Among the study’s key findings, the vaccine provided adolescents with meaningful protection against COVID-19 hospitalization and emergency department visits, with hospitalization rates approximately 42 percent lower among vaccinated adolescents compared to unvaccinated controls. Protection against a positive SARS-CoV-2 test was also initially significant but proved transient, with the protective effect fading by approximately 14 weeks after vaccination. Across all groups analyzed, there were no COVID-19-related deaths.
However, the study documented a significant safety signal: myocarditis and pericarditis were observed only in vaccinated groups, at rates of 27 cases per million following the first dose and 10 cases per million following the second dose. No cases of either condition were recorded in the unvaccinated control groups. The researchers were careful to note that the absence of cases in the unvaccinated group does not definitively mean such events cannot occur without vaccination — only that they were not observed in the specific matched analyses conducted for this study.
For adolescents, the study found that the reduction in risk of COVID-19 hospitalization was larger than the corresponding increase in risk of myocarditis and pericarditis combined — suggesting a net benefit for older children in that comparison. For younger children ages 5 to 11, however, the calculus was different. The reduction in COVID-19 hospitalization risk among younger children was lower than the increase in pericarditis risk, raising questions about the risk-benefit profile of vaccination for that age group specifically.
The findings add to a growing body of scientific literature on vaccine-associated cardiac inflammation in young people. A separate study published in The Lancet Child and Adolescent Health in late 2025, examining the full population of children under 18 in England, found that while the risk of myocarditis and pericarditis following BNT162b2 vaccination was real, the risk of the same conditions following a COVID-19 infection was substantially higher — a finding the authors said supports the public health rationale for vaccination while underscoring the importance of informed consent discussions about cardiac risk.

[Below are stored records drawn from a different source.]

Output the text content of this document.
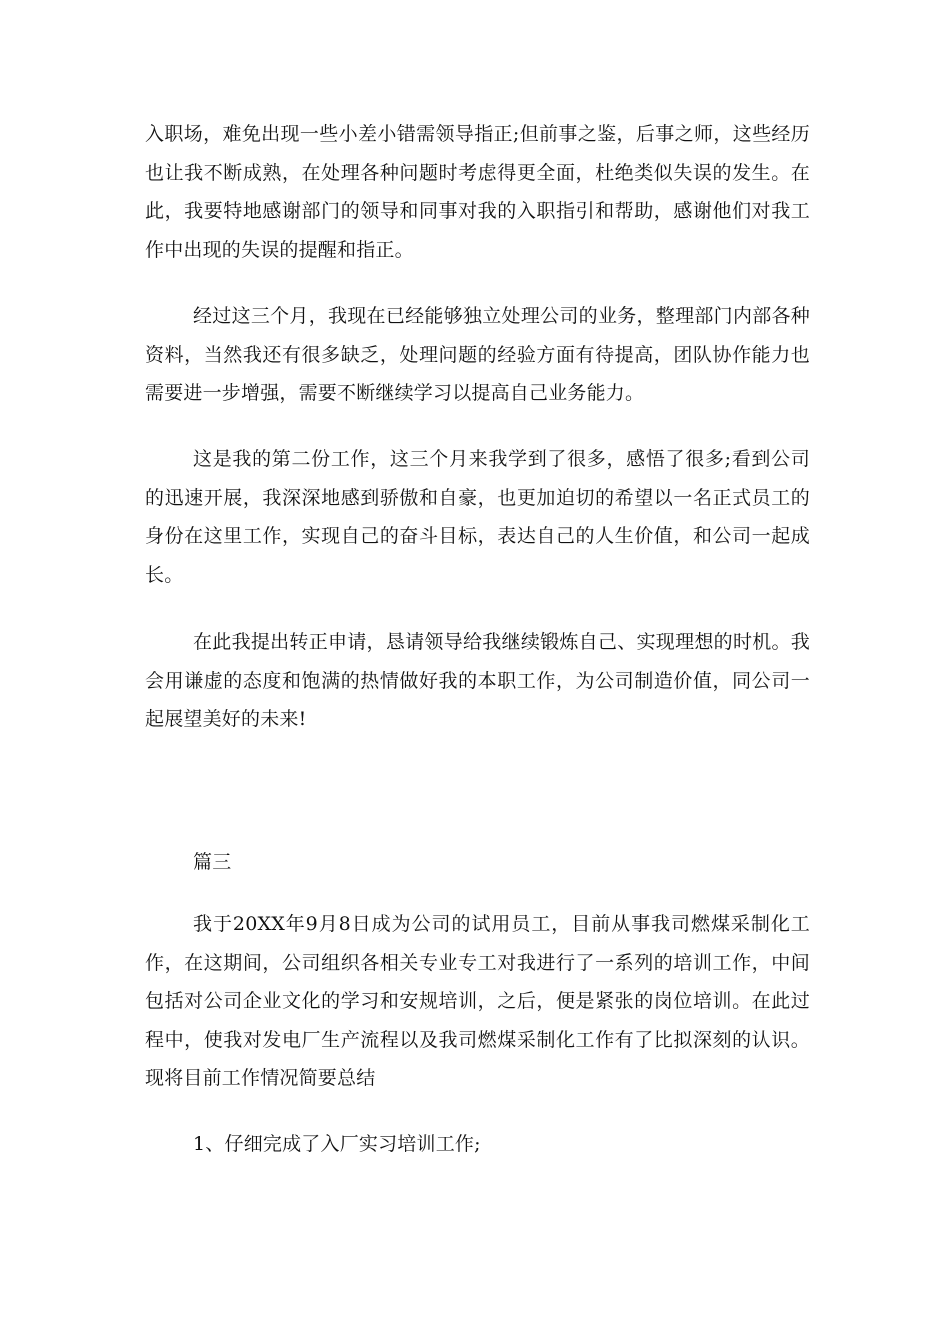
入职场，难免出现一些小差小错需领导指正;但前事之鉴，后事之师，这些经历也让我不断成熟，在处理各种问题时考虑得更全面，杜绝类似失误的发生。在此，我要特地感谢部门的领导和同事对我的入职指引和帮助，感谢他们对我工作中出现的失误的提醒和指正。

经过这三个月，我现在已经能够独立处理公司的业务，整理部门内部各种资料，当然我还有很多缺乏，处理问题的经验方面有待提高，团队协作能力也需要进一步增强，需要不断继续学习以提高自己业务能力。

这是我的第二份工作，这三个月来我学到了很多，感悟了很多;看到公司的迅速开展，我深深地感到骄傲和自豪，也更加迫切的希望以一名正式员工的身份在这里工作，实现自己的奋斗目标，表达自己的人生价值，和公司一起成长。

在此我提出转正申请，恳请领导给我继续锻炼自己、实现理想的时机。我会用谦虚的态度和饱满的热情做好我的本职工作，为公司制造价值，同公司一起展望美好的未来!

篇三

我于20XX年9月8日成为公司的试用员工，目前从事我司燃煤采制化工作，在这期间，公司组织各相关专业专工对我进行了一系列的培训工作，中间包括对公司企业文化的学习和安规培训，之后，便是紧张的岗位培训。在此过程中，使我对发电厂生产流程以及我司燃煤采制化工作有了比拟深刻的认识。现将目前工作情况简要总结

1、仔细完成了入厂实习培训工作;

The OpenSAFELY study’s findings come as the regulatory and policy landscape around COVID-19 vaccines for children continues to evolve in the United States. The Food and Drug Administration has required Pfizer and Moderna to include updated cardiac risk disclosures in labeling for their COVID-19 vaccines. Senator Rand Paul of Kentucky has introduced the End the Vaccine Carveouts Act, legislation that would remove existing liability protections for COVID-19 vaccine manufacturers, arguing that families deserve greater legal recourse in cases of vaccine injury.
The OpenSAFELY-TPP database used in the study is considered one of the most robust real-world health data platforms in the world, covering the primary care records of approximately 40 percent of the English population and linked to hospital admission, emergency department, and death records. The study was conducted with the authorization of NHS England and used rigorous matched cohort methodology designed to minimize confounding.
The full study, titled “OpenSAFELY: Effectiveness of COVID-19 Vaccination in Children and Adolescents,” is published in the January 2026 edition of Epidemiology, Volume 37, Issue 1, pages 141–151, and is available via PubMed at doi: 10.1097/EDE.0000000000001908.